Terdapat sejumlah hal yang digali oleh penyelidik Komnas HAM terhadap mereka, salah satunya adalah mekanisme pemecatan terhadap pegawai. Hal ini disampaikan oleh mantan Wakil Ketua KPK M Jasin usai memberikan keterangan secara langsung di kantor Komnas HAM, Jalan Latuharhary, Jakarta Pusat.
Menurutnya, pemecatan pegawai KPK tidak bisa sembarangan karena harus ada latar belakang yang jelas dan audit yang dilakukan oleh pengawas internal. Sehingga, sebelum memberhentikan pegawainya, KPK lebih dulu mendalami dugaan pelanggaran etik maupun pelanggaran lainnya termasuk pelanggaran hukum.
"Jadi tidak hanya sekadar tes saja kemudian sebagai dasar untuk melengserkan pegawai KPK, enggak bisa. Dasarnya harus audit atau pemeriksaan," katanya saat itu kepada wartawan.
Lebih lanjut, Jasin mengatakan pegawai komisi antirasuah adalah mereka yang digaji dengan APBN jika merujuk Peraturan Pemerintah Nomor 63 Tahun 2005 tentang Sistem Manajemen Sumber Daya Manusia KPK. Sehingga, pemecatannya harus didasari hal-hal yang diatur dalam aturan tersebut.
"Antara lain pelanggaran umum, pelanggaran kode etik, atau tidak bisa mencapai kinerja atau meninggal dunia," tegasnya.
"Jadi enggak ada tuh tes itu, basis tes untuk misalnya saja TWK ini di PP Nomor 41 Tahun 2020 tidak ada klausul bahwa ada tes yang berakhir pemecatan. Itu tidak ada," imbuh Jasin.

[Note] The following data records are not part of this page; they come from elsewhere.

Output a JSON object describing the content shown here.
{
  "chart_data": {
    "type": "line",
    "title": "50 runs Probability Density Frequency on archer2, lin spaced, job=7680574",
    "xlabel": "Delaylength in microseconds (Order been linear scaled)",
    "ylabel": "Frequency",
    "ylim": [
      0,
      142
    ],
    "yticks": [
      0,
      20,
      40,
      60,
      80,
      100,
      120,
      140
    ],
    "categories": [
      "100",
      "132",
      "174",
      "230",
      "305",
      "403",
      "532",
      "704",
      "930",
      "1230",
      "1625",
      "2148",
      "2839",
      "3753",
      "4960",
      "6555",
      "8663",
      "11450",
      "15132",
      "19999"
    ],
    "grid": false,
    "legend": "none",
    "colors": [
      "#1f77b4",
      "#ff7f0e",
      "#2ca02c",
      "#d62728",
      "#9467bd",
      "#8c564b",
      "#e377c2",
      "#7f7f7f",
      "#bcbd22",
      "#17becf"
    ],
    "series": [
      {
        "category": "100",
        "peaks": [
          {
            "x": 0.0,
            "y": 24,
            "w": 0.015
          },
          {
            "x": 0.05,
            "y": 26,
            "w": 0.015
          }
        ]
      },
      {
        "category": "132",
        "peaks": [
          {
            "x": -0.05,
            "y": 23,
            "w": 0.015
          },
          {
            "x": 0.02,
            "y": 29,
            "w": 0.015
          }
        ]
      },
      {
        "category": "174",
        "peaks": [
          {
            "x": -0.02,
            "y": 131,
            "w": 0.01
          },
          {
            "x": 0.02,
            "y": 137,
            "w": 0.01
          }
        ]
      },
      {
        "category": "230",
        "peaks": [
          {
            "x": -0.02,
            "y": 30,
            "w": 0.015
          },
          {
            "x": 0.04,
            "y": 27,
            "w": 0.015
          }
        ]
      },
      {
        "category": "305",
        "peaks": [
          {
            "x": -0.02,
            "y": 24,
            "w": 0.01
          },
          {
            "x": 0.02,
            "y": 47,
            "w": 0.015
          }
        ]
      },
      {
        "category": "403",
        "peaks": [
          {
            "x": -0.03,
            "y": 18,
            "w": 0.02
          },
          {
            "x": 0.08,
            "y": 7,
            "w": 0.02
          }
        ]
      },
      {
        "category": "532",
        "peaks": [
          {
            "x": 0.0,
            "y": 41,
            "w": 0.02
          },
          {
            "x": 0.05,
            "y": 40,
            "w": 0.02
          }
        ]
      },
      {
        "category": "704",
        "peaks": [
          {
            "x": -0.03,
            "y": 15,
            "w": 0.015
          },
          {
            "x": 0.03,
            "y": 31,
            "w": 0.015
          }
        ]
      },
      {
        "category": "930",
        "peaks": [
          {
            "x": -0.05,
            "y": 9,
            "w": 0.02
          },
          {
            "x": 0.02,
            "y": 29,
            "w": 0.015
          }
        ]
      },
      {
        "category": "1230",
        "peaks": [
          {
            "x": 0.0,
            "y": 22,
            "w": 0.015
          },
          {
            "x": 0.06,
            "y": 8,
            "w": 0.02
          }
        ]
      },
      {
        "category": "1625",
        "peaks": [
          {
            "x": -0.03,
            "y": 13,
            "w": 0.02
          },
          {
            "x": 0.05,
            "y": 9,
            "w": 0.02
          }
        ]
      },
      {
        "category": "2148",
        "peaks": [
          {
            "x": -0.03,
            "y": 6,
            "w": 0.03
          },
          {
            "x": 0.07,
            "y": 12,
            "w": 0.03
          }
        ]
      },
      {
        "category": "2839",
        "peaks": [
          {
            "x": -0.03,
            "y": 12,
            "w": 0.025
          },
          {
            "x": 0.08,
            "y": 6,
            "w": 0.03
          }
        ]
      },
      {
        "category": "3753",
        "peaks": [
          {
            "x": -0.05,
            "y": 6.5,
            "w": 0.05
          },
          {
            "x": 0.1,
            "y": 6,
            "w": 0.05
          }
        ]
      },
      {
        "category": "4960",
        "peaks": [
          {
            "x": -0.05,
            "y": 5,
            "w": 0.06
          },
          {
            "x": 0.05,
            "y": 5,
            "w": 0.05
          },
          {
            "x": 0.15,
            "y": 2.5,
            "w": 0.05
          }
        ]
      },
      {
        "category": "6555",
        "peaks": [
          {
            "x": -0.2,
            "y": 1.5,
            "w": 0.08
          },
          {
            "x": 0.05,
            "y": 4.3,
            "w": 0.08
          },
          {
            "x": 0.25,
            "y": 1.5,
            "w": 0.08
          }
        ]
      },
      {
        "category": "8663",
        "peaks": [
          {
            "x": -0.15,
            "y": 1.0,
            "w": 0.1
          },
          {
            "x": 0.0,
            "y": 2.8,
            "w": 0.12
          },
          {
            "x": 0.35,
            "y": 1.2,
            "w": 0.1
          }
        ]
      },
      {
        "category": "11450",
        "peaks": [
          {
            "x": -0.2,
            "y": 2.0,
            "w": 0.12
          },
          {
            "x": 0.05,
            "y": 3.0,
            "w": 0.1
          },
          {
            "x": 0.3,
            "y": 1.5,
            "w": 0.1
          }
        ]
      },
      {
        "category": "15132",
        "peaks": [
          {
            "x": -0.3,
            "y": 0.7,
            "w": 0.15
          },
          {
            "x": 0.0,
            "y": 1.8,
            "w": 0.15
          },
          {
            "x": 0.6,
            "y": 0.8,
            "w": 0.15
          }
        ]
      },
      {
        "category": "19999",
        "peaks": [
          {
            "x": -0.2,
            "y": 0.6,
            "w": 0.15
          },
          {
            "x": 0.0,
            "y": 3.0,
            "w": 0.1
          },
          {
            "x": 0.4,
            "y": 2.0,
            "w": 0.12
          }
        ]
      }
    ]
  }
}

Sebagai informasi, pada proses peralihan pegawai KPK menjadi Aparatur Sipil Negara (ASN) terdapat 75 orang yang dinyatakan gagal karena tidak lulus TWK.
Mereka yang tidak lolos di antaranya penyidik senior Novel Baswedan, Ketua Wadah Pegawai KPK yang juga penyidik Yudi Purnomo, Direktur Sosialisasi dan Kampanye Anti-Korupsi KPK Giri Suprapdiono, Kasatgas KPK Harun Al-Rasyid juga sejumlah penyidik maupun penyelidik lain. Hal ini lantas memunculkan isu penargetan terhadap para pegawai tersebut utamanya mereka yang menangani kasus korupsi kelas kakap.
Selanjutnya, mereka yang tidak lolos tersebut itu dinonaktifkan sehingga tak bisa menjalankan tugasnya sebagai pegawai KPK. Hanya saja, belakangan KPK mengatakan akan memecat 51 dari 75 pegawai mereka yang dinyatakan tak lolos karena tidak bisa dibina.
Sementara sisanya, sebanyak 24 pegawai akan dibina terlebih dahulu melalui pendidikan bela negara dan wawasan kebangsaan tapi mereka juga bisa dipecat jika dinyatakan tak lulus.
Meski Jasin mengatakan TWK harusnya tak jadi rujukan pemberhentian puluhan pegawai, Wakil Ketua KPK Nurul Ghufron justru mengatakan sebaliknya. Tes ini, kata dia, menjadi syarat alih status pegawai setelah diatur dalam Perkom Nomor 1 Tahun 2021.
"Memang kalau dipertanyakan, TWK tidak pernah diatur di UU. Tidak pernah diatur memang. Tapi untuk memenuhi syarat, bagaimana caranya kalau tidak dites," ungkapnya beberapa waktu lalu kepada wartawan, Kamis, 27 Mei.
"Anda, misalnya, kalau mau masuk di perusahaan media, minta misalnya TOEFL-nya 500, lalu apa dokumennya, bisa dilakukan tes sendiri atau menggunakan sertifikat TOEFL? Itulah contoh kenapa ada TWK," imbuh Ghufron.
Baca juga:
- Komnas HAM 'Ngotot' Periksa Firli Dkk, Jubir: KPK Kolektif Kolegial, Satu Sudah Cukup
- Beberapa Pertanyaan Tak Bisa Dijawab Ghufron, Komnas HAM Tunggu Pimpinan KPK Lain
- Komnas HAM Sebut Nurul Ghufron Tak Bisa Jawab Sejumlah Pertanyaan Soal Pelaksanaan TWK
- Di Komnas HAM, Pimpinan KPK Jelaskan Landasan Hukum Penyusunan Kebijakan Alih Status Pegawai
Atas alasan inilah, TWK kemudian sengaja digunakan sebagai mekanisme alih status pegawainya meski ujungnya ada puluhan yang dinyatakan tak lolos.
"Hasilnya, ada yang memenuhi syarat, ada yang tidak memenuhi syarat. Bagaimana KPK? Pimpinan menyadari bahwa keberadaan KPK ini bukan karena gedungnya yang tinggi 16 lantai, bukan karena alat canggih, tapi terutama sumber daya manusia," ujar Ghufron.
"Maka, kami tegaskan, kami semua bukan hanya memperjuangkan, tapi kami menyayangi mereka semua. Tapi, kami juga harus memahami, ada perbedaan sistem antara pegawai KPK dan ASN yang antarsistem harus saling menyelesaikan, maka yang menyesuaikan atau yang sesuai persyaratannya dengan syarat ASN itu yang hanya bisa diterima sebagai ASN," pungkasnya.